Скрывать истину от раненого было бесполезно, да Серпилин и не считал себя вправе это делать. Раненый Зайчиков все еще оставался командиром дивизии. Серпилин доложил, что немцы отрезали его от соседнего полка, вышли к Днепру и, по всей вероятности, захватили мост. Комдив несколько минут лежал молча, переживая это известие и собираясь с мыслями. С мыслями собраться было трудно, они расползались в разные стороны: если немцы взяли мост, значит, они одним ударом отрезали друг от друга все три полка. Он подумал о полковнике Юшкевиче, своем начальнике штаба, который теперь остался за старшего на том берегу Днепра.

— Все сразу в клочья, — вслух сказал он.

Юшкевич был, по его мнению, хороший начальник штаба, но доля ему сейчас досталась самая незавидная.
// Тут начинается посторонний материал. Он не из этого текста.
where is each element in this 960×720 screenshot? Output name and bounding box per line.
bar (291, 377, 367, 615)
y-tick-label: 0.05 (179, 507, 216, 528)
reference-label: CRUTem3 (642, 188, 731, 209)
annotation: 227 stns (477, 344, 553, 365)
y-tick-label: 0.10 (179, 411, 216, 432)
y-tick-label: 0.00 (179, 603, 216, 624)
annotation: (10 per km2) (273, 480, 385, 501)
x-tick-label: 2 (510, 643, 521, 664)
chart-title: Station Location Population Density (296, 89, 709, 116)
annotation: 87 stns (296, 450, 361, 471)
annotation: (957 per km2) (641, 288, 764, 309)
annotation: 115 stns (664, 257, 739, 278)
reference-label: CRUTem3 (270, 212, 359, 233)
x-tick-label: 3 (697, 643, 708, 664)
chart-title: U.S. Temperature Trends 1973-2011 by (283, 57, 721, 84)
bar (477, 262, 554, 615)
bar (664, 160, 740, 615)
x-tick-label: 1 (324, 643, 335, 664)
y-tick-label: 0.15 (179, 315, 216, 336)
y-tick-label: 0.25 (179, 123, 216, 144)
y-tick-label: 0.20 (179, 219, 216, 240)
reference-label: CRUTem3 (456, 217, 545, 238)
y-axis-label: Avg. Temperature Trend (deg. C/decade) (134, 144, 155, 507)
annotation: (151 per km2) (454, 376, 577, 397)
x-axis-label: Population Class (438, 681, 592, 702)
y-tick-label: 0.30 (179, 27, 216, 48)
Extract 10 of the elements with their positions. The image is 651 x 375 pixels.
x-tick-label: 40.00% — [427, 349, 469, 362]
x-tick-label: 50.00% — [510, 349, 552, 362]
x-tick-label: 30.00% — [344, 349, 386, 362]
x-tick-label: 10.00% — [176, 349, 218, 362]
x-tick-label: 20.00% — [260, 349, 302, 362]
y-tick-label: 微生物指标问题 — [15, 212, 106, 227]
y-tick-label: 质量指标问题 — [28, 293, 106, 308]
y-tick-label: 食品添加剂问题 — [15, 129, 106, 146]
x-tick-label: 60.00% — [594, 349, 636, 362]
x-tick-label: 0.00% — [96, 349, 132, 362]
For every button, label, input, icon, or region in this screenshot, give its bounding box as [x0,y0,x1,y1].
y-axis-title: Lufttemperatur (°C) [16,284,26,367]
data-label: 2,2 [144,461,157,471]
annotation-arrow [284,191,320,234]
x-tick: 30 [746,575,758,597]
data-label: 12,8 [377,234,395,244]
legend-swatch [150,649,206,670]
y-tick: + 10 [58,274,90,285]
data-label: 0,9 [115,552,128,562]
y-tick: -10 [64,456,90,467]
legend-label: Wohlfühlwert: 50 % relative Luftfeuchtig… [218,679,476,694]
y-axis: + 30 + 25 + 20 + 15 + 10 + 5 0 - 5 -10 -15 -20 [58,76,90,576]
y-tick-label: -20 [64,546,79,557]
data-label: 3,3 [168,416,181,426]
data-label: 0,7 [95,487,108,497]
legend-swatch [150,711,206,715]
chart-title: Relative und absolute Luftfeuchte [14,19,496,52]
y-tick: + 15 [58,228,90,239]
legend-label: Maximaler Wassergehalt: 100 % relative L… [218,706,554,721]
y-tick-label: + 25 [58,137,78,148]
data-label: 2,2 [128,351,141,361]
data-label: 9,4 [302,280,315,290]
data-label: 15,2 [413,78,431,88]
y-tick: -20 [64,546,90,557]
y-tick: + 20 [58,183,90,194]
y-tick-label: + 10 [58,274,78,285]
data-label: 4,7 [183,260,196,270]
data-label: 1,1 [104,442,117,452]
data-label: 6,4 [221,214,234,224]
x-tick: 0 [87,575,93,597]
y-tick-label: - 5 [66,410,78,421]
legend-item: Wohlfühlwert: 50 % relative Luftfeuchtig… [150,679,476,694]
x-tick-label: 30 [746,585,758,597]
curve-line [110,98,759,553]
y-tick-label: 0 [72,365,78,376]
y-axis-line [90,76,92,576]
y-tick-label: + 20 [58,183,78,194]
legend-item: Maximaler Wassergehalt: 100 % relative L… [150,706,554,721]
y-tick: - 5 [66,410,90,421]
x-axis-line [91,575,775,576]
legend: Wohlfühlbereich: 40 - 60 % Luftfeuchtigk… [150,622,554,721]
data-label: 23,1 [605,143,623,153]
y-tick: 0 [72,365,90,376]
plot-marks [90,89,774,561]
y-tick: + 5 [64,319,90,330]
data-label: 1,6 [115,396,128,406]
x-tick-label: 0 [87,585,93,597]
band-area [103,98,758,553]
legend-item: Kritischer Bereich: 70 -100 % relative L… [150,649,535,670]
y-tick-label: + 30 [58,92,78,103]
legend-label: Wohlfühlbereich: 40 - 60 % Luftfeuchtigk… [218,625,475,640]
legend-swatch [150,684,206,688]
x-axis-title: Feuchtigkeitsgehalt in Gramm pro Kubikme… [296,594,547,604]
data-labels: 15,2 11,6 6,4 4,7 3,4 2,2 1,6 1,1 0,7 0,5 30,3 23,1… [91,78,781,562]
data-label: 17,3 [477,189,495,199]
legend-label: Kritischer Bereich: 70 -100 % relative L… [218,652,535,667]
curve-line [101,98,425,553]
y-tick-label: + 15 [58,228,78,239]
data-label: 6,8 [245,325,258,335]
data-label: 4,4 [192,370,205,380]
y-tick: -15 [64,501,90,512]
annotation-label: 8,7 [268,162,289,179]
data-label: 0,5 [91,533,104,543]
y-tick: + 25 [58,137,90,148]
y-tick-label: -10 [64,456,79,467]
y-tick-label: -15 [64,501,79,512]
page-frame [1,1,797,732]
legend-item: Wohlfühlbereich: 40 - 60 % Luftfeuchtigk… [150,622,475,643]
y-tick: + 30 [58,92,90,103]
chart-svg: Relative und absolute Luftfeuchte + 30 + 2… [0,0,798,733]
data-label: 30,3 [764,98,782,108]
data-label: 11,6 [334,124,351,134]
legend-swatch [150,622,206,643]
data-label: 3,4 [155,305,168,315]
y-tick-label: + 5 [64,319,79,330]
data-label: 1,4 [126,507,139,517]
После потери моста он оказывался между двух огней, пришитый к узкой полоске берега, с немцами за спиной. Если догадается сегодня же ночью попробовать прорваться на восток, может, что-нибудь и вытащит, а не догадается — пропал!

Майор Лошкарев, командир отрезанного теперь полка, стоявшего на окраинах Могилева, был храбр до отчаянности, но еще зелен. Что он не струсит, Зайчиков был уверен, но трудно было сказать, как Лошкарев справится с полком, действуя на свой страх и риск. Зайчиков даже пожалел, что его ранило здесь, у Серпилина, а не там, у Лошкарева: там он был бы нужней, даже такой, как сейчас, лежачий.

Потом он с жалостью к самому себе подумал о своей ране и о своей семье — жене и дочерях. Все девочки и девочки, жена даже последний раз плакала, что не мальчик.

«Трудно, когда пять дочерей», — вспомнил он о своей семье так, словно его самого уже не было в живых.

— Слушай, Серпилин, — он наконец собрался с мыслями, — готовься принять дивизию. Пиши приказ.

— Будет надо — буду готов, а с приказом подожди! При живом командире дивизию не принимают. Перележишь, отойдешь, ты мужик вон какой здоровый. — И Серпилин осторожно дотронулся рукой до его плеча.

Зайчиков скосил на него глаза, промолчал. Да и что было говорить? На месте Серпилина он ответил бы то же самое.

— А все-таки ты приготовься, — помолчав, сказал он и закрыл глаза.

То, что он сейчас был у Серпилина, а не на медпункте, утешало его: там бы он уже чувствовал себя только раненым среди других раненых, а здесь он все еще командир дивизии. Он пролежал несколько минут с закрытыми глазами, а когда открыл их, то увидел стоявшего за спиною Серпилина давешнего, подходившего к нему в лесу долговязого политрука из газеты. Политрук был в грязной, вывалянной в земле гимнастерке и с немецким автоматом.